W wypowiedzi dla hiszpańskiego magazynu "Marca" przedstawiciele Ferrari zaprzeczyli informacjom, jakoby w ich salonach funkcjonowała jakaś "czarna lista" klientów. Jej brak wytłumaczono faktem, że nawet gdyby istniała, nie byłoby można jej w praktyce wyegzekwować, a więc jej istnienie nie ma sensu. Gwiazdy, które miałyby się na niej znaleźć, nie musiałyby przecież osobiście zjawiać się w salonie i składać zamówienia na nowy samochód. Najczęściej robi się to bowiem za pomocą pośredników, agentów, a nawet poprzez firmy leasingowe, czy kredytując zakup. Trudno byłoby więc tak naprawdę już na etapie zamawiania auta sprawdzić, czy kupuje go gwiazda będąca na "czarnej liście". Poza tym, nawet gdyby udało się w jakiś sposób "zablokować" taką sprzedaż, to Ferrari da się bez problemu kupić jako w zasadzie nowe (bo z niemal zerowym przebiegiem) na rynku wtórnym, a nawet w komisie w tym samym salonie, gdzie sprzedawane są nowe Ferrari.

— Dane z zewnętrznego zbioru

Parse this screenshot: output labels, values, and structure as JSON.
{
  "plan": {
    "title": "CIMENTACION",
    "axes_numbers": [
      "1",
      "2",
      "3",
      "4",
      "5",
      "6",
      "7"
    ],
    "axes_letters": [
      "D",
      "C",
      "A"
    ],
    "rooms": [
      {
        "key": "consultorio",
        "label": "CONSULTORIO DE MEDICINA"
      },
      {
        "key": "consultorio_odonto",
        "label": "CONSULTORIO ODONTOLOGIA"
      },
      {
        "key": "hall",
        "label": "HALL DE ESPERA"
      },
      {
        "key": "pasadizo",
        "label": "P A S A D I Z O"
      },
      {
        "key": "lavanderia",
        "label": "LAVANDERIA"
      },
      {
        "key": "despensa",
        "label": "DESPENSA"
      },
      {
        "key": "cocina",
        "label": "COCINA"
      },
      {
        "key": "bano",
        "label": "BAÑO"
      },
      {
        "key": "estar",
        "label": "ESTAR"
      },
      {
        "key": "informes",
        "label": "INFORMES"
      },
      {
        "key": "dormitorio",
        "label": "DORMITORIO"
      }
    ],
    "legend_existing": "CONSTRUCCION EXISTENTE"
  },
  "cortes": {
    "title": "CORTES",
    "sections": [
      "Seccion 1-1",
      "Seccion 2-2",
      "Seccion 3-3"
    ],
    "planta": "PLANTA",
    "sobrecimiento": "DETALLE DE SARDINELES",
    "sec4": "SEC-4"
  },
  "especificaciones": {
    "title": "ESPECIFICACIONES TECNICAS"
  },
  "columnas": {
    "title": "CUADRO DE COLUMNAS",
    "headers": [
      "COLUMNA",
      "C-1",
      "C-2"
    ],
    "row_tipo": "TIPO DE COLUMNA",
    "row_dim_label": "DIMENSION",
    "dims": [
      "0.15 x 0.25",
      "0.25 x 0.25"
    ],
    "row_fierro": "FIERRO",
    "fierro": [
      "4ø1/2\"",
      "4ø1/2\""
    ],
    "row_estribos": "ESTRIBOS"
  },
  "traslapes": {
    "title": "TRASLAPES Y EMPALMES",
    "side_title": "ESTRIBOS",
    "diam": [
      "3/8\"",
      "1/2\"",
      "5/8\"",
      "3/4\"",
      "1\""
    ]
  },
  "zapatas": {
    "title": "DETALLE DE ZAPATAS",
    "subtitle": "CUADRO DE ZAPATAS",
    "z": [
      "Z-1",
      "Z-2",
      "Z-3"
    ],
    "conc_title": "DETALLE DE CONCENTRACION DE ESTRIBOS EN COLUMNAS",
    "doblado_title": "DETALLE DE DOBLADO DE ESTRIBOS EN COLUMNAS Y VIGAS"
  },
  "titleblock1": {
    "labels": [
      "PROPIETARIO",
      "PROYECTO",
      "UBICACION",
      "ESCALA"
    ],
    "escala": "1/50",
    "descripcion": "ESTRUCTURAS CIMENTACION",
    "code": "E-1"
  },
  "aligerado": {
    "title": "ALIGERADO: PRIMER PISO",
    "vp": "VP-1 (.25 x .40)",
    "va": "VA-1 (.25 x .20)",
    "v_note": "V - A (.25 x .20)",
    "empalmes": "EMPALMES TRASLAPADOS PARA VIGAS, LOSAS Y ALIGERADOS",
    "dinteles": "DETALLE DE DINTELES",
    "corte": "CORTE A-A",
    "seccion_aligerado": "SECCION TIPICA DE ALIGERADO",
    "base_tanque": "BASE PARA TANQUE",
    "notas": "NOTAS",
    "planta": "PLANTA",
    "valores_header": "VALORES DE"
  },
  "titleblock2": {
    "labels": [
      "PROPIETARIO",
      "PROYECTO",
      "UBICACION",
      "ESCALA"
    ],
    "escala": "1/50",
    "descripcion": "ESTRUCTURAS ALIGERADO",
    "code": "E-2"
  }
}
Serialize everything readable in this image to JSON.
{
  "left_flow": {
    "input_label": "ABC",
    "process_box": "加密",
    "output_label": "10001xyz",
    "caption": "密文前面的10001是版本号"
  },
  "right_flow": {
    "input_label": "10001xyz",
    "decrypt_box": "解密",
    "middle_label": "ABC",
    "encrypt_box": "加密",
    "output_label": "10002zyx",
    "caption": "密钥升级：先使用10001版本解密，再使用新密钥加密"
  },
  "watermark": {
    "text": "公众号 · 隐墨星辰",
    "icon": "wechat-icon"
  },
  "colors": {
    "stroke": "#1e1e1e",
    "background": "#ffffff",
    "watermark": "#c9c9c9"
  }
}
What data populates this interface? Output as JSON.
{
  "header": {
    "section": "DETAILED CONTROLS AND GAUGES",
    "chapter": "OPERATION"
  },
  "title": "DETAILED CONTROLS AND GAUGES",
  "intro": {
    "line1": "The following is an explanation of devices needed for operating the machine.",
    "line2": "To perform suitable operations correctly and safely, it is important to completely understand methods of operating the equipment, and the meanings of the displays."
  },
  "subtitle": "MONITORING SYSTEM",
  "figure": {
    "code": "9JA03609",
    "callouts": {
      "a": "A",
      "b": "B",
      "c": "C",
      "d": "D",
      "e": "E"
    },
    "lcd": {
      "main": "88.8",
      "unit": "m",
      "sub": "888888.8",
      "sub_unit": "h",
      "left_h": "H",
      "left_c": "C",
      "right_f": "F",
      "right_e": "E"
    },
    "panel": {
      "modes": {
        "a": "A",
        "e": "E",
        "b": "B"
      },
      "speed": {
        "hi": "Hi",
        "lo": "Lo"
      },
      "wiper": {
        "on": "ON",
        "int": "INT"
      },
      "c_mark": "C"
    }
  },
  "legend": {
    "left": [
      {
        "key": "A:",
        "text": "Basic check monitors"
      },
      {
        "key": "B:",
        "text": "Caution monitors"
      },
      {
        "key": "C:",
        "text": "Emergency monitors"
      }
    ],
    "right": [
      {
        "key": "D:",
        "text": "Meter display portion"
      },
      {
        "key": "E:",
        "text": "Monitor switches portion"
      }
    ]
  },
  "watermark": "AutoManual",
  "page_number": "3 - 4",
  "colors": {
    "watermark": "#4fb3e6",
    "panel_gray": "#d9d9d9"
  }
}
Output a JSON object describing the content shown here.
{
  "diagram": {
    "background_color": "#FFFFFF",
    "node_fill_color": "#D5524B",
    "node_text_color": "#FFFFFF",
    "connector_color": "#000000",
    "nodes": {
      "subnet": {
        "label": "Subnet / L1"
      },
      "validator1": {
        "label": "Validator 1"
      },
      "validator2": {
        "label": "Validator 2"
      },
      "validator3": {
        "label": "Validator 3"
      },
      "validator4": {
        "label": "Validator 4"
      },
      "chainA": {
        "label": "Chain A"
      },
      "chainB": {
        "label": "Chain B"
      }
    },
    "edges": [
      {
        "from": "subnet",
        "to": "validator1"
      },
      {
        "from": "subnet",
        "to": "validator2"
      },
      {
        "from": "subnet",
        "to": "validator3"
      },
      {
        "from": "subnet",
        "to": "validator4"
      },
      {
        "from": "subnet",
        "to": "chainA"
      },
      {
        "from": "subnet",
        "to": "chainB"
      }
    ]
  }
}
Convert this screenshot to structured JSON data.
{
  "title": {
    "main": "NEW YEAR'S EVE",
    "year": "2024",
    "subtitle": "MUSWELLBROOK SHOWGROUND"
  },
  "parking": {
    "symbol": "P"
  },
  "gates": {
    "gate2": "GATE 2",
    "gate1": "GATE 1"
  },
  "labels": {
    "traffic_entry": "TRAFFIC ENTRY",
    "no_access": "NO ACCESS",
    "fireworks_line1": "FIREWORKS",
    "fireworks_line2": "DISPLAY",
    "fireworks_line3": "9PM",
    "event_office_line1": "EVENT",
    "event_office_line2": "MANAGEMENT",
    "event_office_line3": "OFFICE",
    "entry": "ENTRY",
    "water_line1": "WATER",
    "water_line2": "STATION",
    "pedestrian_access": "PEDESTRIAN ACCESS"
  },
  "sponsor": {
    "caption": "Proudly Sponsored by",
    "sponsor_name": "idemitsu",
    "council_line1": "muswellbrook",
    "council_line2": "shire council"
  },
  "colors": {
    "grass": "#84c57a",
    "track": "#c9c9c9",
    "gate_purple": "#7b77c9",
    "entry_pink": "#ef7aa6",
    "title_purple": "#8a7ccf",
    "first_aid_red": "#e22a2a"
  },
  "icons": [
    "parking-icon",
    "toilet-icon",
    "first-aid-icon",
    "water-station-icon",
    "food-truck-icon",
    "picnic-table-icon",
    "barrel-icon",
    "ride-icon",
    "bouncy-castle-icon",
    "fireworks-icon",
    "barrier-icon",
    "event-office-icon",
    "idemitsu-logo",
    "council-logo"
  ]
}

Ferrari tylko dla wybranych

Ferrari ma jednak inne sposoby na selekcjonowanie klientów. Nie polegają one jednak na blokowaniu zakupu dla konkretnych osób, ale na... zapraszaniu do kupna. Takim modelem sprzedażowym objęte są zazwyczaj rzadkie, limitowane pojazdy, samochody specjalne czy wyjątkowe edycje. Auta takie nigdy nie trafiają do salonów czy oficjalnej, wolnej sprzedaży. Ferrari samo składa propozycję możliwości zakupu takich samochodów wybranym przez siebie osobom. Firma oświadczyła nawet oficjalnie, że "Ferrari zastrzega sobie prawo do decydowania o edycjach specjalnych".

Wśród czynników, które umożliwiają taki właśnie zakup, najczęściej wymieniane są: posiadanie już kilku innych modeli Ferrari, bycie bogatym kolekcjonerem (niekoniecznie tej marki), co ma ponoć zapobiegać natychmiastowej odsprzedaży takiego auta na rynku wtórnym, oraz pozytywne wypowiadanie się o marce i jej samochodach. Plotki głoszą ponadto, że aby mieć możliwość zakupu jednego z unikatowych Ferrari, dobrze byłoby nie mieć w garażu... Lamborghini.